Fjeldstad Heidi E, Jacobsen Daniel P, Johnsen Guro M, Sugulle Meryam, Chae Angel, Kanaan Sami B, Gammill Hilary S, Staff Anne Cathrine
Faculty of Medicine, University of Oslo, Norway; Division of Obstetrics and Gynaecology, Oslo University Hospital, Oslo, Norway.
Division of Obstetrics and Gynaecology, Oslo University Hospital, Oslo, Norway.
J Reprod Immunol. 2024 Mar;162:104206. doi: 10.1016/j.jri.2024.104206. Epub 2024 Jan 20.
Fetal microchimerism (FMc) arises when fetal cells enter maternal circulation, potentially persisting for decades. Increased FMc is associated with fetal growth restriction, preeclampsia, and anti-angiogenic shift in placenta-associated proteins in diabetic and normotensive term pregnancies. The two-stage model of preeclampsia postulates that placental dysfunction causes such shift in placental growth factor (PlGF) and soluble fms-like tyrosine kinase-1 (sFLt-1), triggering maternal vascular inflammation and endothelial dysfunction.

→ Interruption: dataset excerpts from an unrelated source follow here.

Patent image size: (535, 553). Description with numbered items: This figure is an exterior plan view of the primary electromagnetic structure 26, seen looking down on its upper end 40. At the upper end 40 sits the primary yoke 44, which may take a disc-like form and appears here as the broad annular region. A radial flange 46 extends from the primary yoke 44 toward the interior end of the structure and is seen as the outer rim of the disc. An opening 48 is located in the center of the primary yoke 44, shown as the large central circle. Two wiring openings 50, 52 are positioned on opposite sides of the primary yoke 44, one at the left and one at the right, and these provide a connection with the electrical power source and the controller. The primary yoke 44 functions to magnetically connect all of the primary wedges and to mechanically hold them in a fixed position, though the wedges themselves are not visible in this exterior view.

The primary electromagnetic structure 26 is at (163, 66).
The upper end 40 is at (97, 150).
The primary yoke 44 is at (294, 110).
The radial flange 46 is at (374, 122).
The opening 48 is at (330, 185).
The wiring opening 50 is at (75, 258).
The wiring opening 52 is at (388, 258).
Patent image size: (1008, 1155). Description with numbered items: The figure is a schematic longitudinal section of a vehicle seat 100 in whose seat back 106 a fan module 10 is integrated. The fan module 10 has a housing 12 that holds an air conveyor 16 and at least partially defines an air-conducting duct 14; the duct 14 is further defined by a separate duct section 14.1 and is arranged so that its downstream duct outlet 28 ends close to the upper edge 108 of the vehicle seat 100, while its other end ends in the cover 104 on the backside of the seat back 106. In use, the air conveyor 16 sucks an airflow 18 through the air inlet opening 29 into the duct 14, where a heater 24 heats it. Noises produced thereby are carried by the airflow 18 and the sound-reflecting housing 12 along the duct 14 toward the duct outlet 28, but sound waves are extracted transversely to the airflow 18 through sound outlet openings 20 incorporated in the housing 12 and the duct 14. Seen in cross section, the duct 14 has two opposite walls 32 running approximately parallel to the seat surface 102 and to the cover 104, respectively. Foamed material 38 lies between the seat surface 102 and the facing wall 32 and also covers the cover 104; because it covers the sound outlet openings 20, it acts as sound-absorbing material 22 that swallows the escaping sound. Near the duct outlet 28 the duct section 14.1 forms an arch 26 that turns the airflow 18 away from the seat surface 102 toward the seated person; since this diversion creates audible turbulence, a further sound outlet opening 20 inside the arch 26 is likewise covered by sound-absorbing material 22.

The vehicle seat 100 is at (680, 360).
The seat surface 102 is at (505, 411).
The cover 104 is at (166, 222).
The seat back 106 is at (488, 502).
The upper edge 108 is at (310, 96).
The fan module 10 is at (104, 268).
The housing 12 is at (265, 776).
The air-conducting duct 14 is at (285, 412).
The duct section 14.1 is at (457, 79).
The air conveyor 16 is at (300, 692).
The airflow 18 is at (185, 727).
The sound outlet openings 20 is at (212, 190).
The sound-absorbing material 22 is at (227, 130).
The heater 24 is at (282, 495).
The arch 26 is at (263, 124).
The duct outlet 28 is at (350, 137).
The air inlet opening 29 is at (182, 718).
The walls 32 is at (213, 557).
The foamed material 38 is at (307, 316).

We investigated whether anti-angiogenic shift, fetal sex, fetal growth restriction, and severe maternal hypertension correlate with FMc in hypertensive disorders of pregnancy with new-onset features (n = 125). Maternal blood was drawn pre-delivery at > 25 weeks' gestation. FMc was detected by quantitative polymerase chain reaction targeting paternally inherited unique fetal alleles. PlGF and sFlt-1 were measured by immunoassay. We estimated odds ratios (ORs) by logistic regression and detection rate ratios (DRRs) by negative binomial regression. PlGF correlated negatively with FMc quantity (DRR = 0.2, p = 0.005) and female fetal sex correlated positively with FMc prevalence (OR = 5.0, p < 0.001) and quantity (DRR = 4.5, p < 0.001). Fetal growth restriction no longer correlated with increased FMc quantity after adjustment for correlates of placental dysfunction (DRR = 1.5, p = 0.272), whereas severe hypertension remained correlated with both FMc measures (OR = 5.5, p = 0.006; DRR = 6.3, p = 0.001). Our findings suggest that increased FMc is independently associated with both stages of the two-stage preeclampsia model. The association with female fetal sex has implications for microchimerism detection methodology. Future studies should target both male and female-origin FMc and focus on clarifying which placental mechanisms impact fetal cell transfer and how FMc impacts the maternal vasculature.
当胎儿细胞进入母体循环时会出现胎儿微嵌合体(FMc),其可能会持续数十年。FMc增加与胎儿生长受限、先兆子痫以及糖尿病和血压正常的足月妊娠中胎盘相关蛋白的抗血管生成转变有关。先兆子痫的两阶段模型假定胎盘功能障碍会导致胎盘生长因子(PlGF)和可溶性fms样酪氨酸激酶-1(sFLt-1)发生这种转变,从而引发母体血管炎症和内皮功能障碍。我们调查了抗血管生成转变、胎儿性别、胎儿生长受限和严重母体高血压是否与具有新发特征的妊娠高血压疾病中的FMc相关(n = 125)。在妊娠>25周时分娩前采集母体血液。通过靶向父系遗传的独特胎儿等位基因的定量聚合酶链反应检测FMc。通过免疫测定法测量PlGF和sFlt-1。我们通过逻辑回归估计比值比(OR),通过负二项回归估计检测率比(DRR)。PlGF与FMc数量呈负相关(DRR = 0.2,p = 0.005),女性胎儿性别与FMc患病率呈正相关(OR = 5.0,p < 0.001)和数量(DRR = 4.5,p < 0.001)。在调整胎盘功能障碍的相关因素后,胎儿生长受限与FMc数量增加不再相关(DRR = 1.5,p = 0.272),而严重高血压与两种FMc测量指标均相关(OR = 5.5,p = 0.006;DRR = 6.3,p = 0.001)。我们的研究结果表明,FMc增加与先兆子痫两阶段模型的两个阶段均独立相关。与女性胎儿性别的关联对微嵌合体检测方法有影响。未来的研究应针对男性和女性来源的FMc,并专注于阐明哪些胎盘机制影响胎儿细胞转移以及FMc如何影响母体血管系统。